Cannabis-based medicine may reduce seizures for children with difficult-to-treat epilepsy
Taking a pharmaceutical formulation of cannabidiol, a cannabis-based medicine, cut seizures nearly in half for children with a rare and severe type of epilepsy called Dravet syndrome, according to a phase 3 study released today that will be presented at the American Academy of Neurology's 71st Annual Meeting in Philadelphia, May 4 to 10, 2019. Dravet syndrome, which starts in infancy, can lead to intellectual disability and frequent, prolonged seizures. Cannabidiol is derived from marijuana that does not include the psychoactive part of the plant that creates a "high."
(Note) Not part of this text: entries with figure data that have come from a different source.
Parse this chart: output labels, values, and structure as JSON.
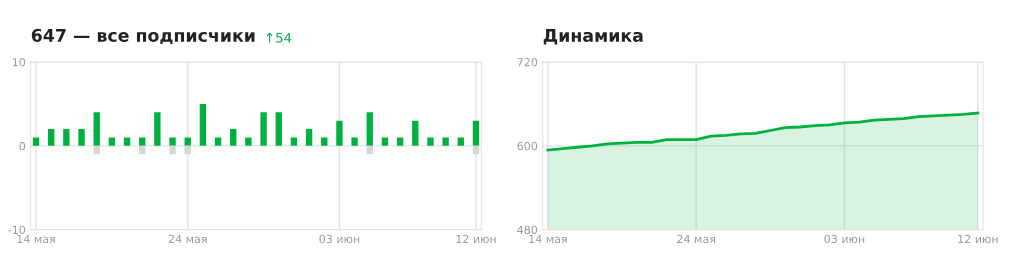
{
  "chart_data": [
    {
      "type": "bar",
      "title": "647 — все подписчики",
      "annotations": [
        "↑54"
      ],
      "grid": true,
      "legend": false,
      "categories": [
        "14 мая",
        null,
        null,
        null,
        null,
        null,
        null,
        null,
        null,
        null,
        "24 мая",
        null,
        null,
        null,
        null,
        null,
        null,
        null,
        null,
        null,
        "03 июн",
        null,
        null,
        null,
        null,
        null,
        null,
        null,
        null,
        "12 июн"
      ],
      "series": [
        {
          "color": "#00b140",
          "values": [
            1,
            2,
            2,
            2,
            4,
            1,
            1,
            1,
            4,
            1,
            1,
            5,
            1,
            2,
            1,
            4,
            4,
            1,
            2,
            1,
            3,
            1,
            4,
            1,
            1,
            3,
            1,
            1,
            1,
            3
          ]
        },
        {
          "color": "#d6d6d6",
          "values": [
            null,
            null,
            null,
            null,
            -1,
            null,
            null,
            -1,
            null,
            -1,
            -1,
            null,
            null,
            null,
            null,
            null,
            null,
            null,
            null,
            null,
            null,
            null,
            -1,
            null,
            null,
            null,
            null,
            null,
            null,
            -1
          ]
        }
      ],
      "ylim": [
        -10,
        10
      ],
      "yticks": [
        -10,
        0,
        10
      ]
    },
    {
      "type": "area",
      "title": "Динамика",
      "grid": true,
      "legend": false,
      "categories": [
        "14 мая",
        null,
        null,
        null,
        null,
        null,
        null,
        null,
        null,
        null,
        "24 мая",
        null,
        null,
        null,
        null,
        null,
        null,
        null,
        null,
        null,
        "03 июн",
        null,
        null,
        null,
        null,
        null,
        null,
        null,
        null,
        "12 июн"
      ],
      "series": [
        {
          "color": "#00b140",
          "values": [
            594,
            596,
            598,
            600,
            603,
            604,
            605,
            605,
            609,
            609,
            609,
            614,
            615,
            617,
            618,
            622,
            626,
            627,
            629,
            630,
            633,
            634,
            637,
            638,
            639,
            642,
            643,
            644,
            645,
            647
          ]
        }
      ],
      "ylim": [
        480,
        720
      ],
      "yticks": [
        480,
        600,
        720
      ]
    }
  ]
}
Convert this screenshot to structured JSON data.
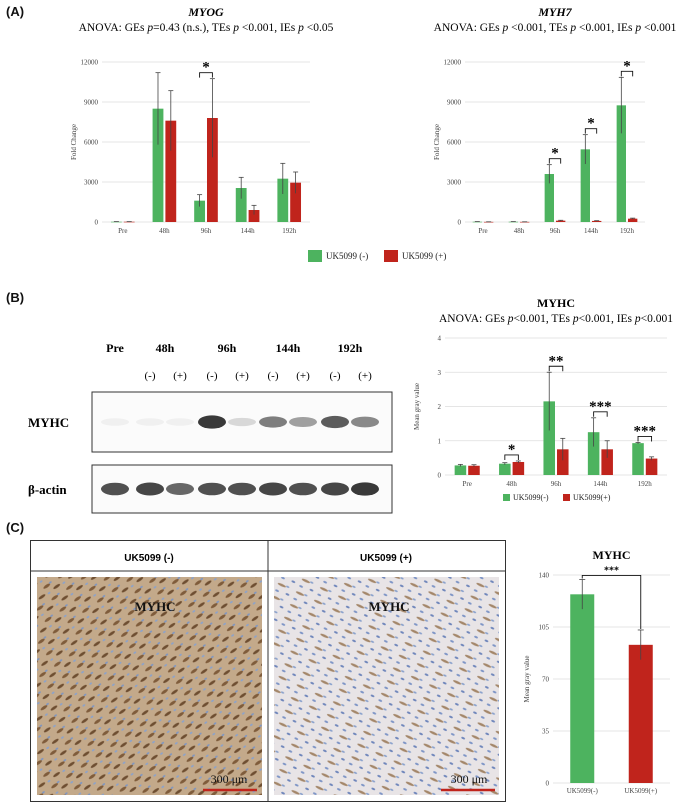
{
  "panels": {
    "a": "(A)",
    "b": "(B)",
    "c": "(C)"
  },
  "legend_a": [
    "UK5099 (-)",
    "UK5099 (+)"
  ],
  "colors": {
    "green": "#4db35f",
    "red": "#c0241c",
    "grid": "#dddddd"
  },
  "blot": {
    "timepoints": [
      "Pre",
      "48h",
      "96h",
      "144h",
      "192h"
    ],
    "treatments": [
      "(-)",
      "(+)",
      "(-)",
      "(+)",
      "(-)",
      "(+)",
      "(-)",
      "(+)"
    ],
    "rows": [
      "MYHC",
      "β-actin"
    ],
    "myhc_intensity": [
      0.05,
      0.05,
      0.05,
      0.85,
      0.15,
      0.55,
      0.4,
      0.7,
      0.5
    ],
    "actin_intensity": [
      0.75,
      0.8,
      0.65,
      0.75,
      0.75,
      0.8,
      0.75,
      0.8,
      0.85
    ]
  },
  "ihc": {
    "labels": [
      "UK5099 (-)",
      "UK5099 (+)"
    ],
    "stain": "MYHC",
    "scale": "300 μm"
  },
  "chart_data": [
    {
      "type": "bar",
      "title": "MYOG",
      "subtitle": "ANOVA: GEs p=0.43 (n.s.), TEs p <0.001, IEs p <0.05",
      "categories": [
        "Pre",
        "48h",
        "96h",
        "144h",
        "192h"
      ],
      "ylabel": "Fold Change",
      "ylim": [
        0,
        12000
      ],
      "yticks": [
        "0",
        "3000",
        "6000",
        "9000",
        "12000"
      ],
      "series": [
        {
          "name": "UK5099 (-)",
          "values": [
            20,
            8500,
            1600,
            2550,
            3250
          ],
          "err": [
            10,
            2700,
            450,
            800,
            1150
          ]
        },
        {
          "name": "UK5099 (+)",
          "values": [
            20,
            7600,
            7800,
            900,
            2950
          ],
          "err": [
            10,
            2250,
            2950,
            350,
            800
          ]
        }
      ],
      "annotations": [
        {
          "category": "96h",
          "label": "*"
        }
      ]
    },
    {
      "type": "bar",
      "title": "MYH7",
      "subtitle": "ANOVA: GEs p <0.001, TEs p <0.001, IEs p <0.001",
      "categories": [
        "Pre",
        "48h",
        "96h",
        "144h",
        "192h"
      ],
      "ylabel": "Fold Change",
      "ylim": [
        0,
        12000
      ],
      "yticks": [
        "0",
        "3000",
        "6000",
        "9000",
        "12000"
      ],
      "series": [
        {
          "name": "UK5099 (-)",
          "values": [
            20,
            20,
            3600,
            5450,
            8750
          ],
          "err": [
            10,
            10,
            700,
            1100,
            2100
          ]
        },
        {
          "name": "UK5099 (+)",
          "values": [
            10,
            10,
            100,
            80,
            250
          ],
          "err": [
            5,
            5,
            30,
            20,
            40
          ]
        }
      ],
      "annotations": [
        {
          "category": "96h",
          "label": "*"
        },
        {
          "category": "144h",
          "label": "*"
        },
        {
          "category": "192h",
          "label": "*"
        }
      ]
    },
    {
      "type": "bar",
      "title": "MYHC",
      "subtitle": "ANOVA: GEs p<0.001, TEs p<0.001, IEs p<0.001",
      "categories": [
        "Pre",
        "48h",
        "96h",
        "144h",
        "192h"
      ],
      "ylabel": "Mean gray value",
      "ylim": [
        0,
        4
      ],
      "yticks": [
        "0",
        "1",
        "2",
        "3",
        "4"
      ],
      "series": [
        {
          "name": "UK5099(-)",
          "values": [
            0.28,
            0.33,
            2.15,
            1.25,
            0.93
          ],
          "err": [
            0.03,
            0.03,
            0.85,
            0.42,
            0.02
          ]
        },
        {
          "name": "UK5099(+)",
          "values": [
            0.27,
            0.38,
            0.75,
            0.75,
            0.48
          ],
          "err": [
            0.03,
            0.03,
            0.32,
            0.25,
            0.05
          ]
        }
      ],
      "annotations": [
        {
          "category": "48h",
          "label": "*"
        },
        {
          "category": "96h",
          "label": "**"
        },
        {
          "category": "144h",
          "label": "***"
        },
        {
          "category": "192h",
          "label": "***"
        }
      ]
    },
    {
      "type": "bar",
      "title": "MYHC",
      "categories": [
        "UK5099(-)",
        "UK5099(+)"
      ],
      "ylabel": "Mean gray value",
      "ylim": [
        0,
        140
      ],
      "yticks": [
        "0",
        "35",
        "70",
        "105",
        "140"
      ],
      "values": [
        127,
        93
      ],
      "err": [
        10,
        10
      ],
      "annotations": [
        {
          "label": "***"
        }
      ]
    }
  ]
}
"It's exciting to be able to offer another alternative for children with this debilitating form of epilepsy and their families," said study author Ian Miller, MD, of Nicklaus Children's Hospital, formerly Miami Children's Hospital, in Florida. "The children in this study had already tried an average of four epilepsy drugs with no success and at the time were taking an average of three additional drugs, so to have this measure of success with cannabidiol is a major victory."
The study involved 199 children with an average age of 9 who were divided into three groups. One group received 20 milligrams per kilogram (mg/kg) per day of cannabidiol, the second group received 10 mg/kg per day and the third group received a placebo.
Seizures were recorded for four weeks before the treatments were started to establish a baseline. Then the participants received the treatment for 14 weeks. By the end of the study, seizures with convulsions had decreased for those taking the high dose of the drug by 46 percent and by 49 percent for those taking the lower dose of the drug, compared to 27 percent for those taking the placebo.
Total seizures reduced by 47 percent for those in the high dose group, by 56 percent for those in the lower dose group and by 30 percent for those in the placebo group. In the high dose group, 49 percent of the participants had their seizures cut in half or more, compared to 44 percent in the low dose group and 26 percent in the placebo group.
All of the groups reported side effects, with 90 percent of the high dose group, 88 percent of the low dose group and 89 percent of the placebo group. The most common side effects were decreased appetite, diarrhea, sleepiness, fever and fatigue. About 25 percent of those in the high dose group had serious side effects, compared to 20 percent of those in the low dose group and 15 percent of those in the placebo group. Only participants in the high dose group stopped taking the drug due to side effects; that number was 7 percent.
"Based on these results, dose increases above 10 mg/kg per day should be carefully considered based on the effectiveness and safety for each individual," Miller said.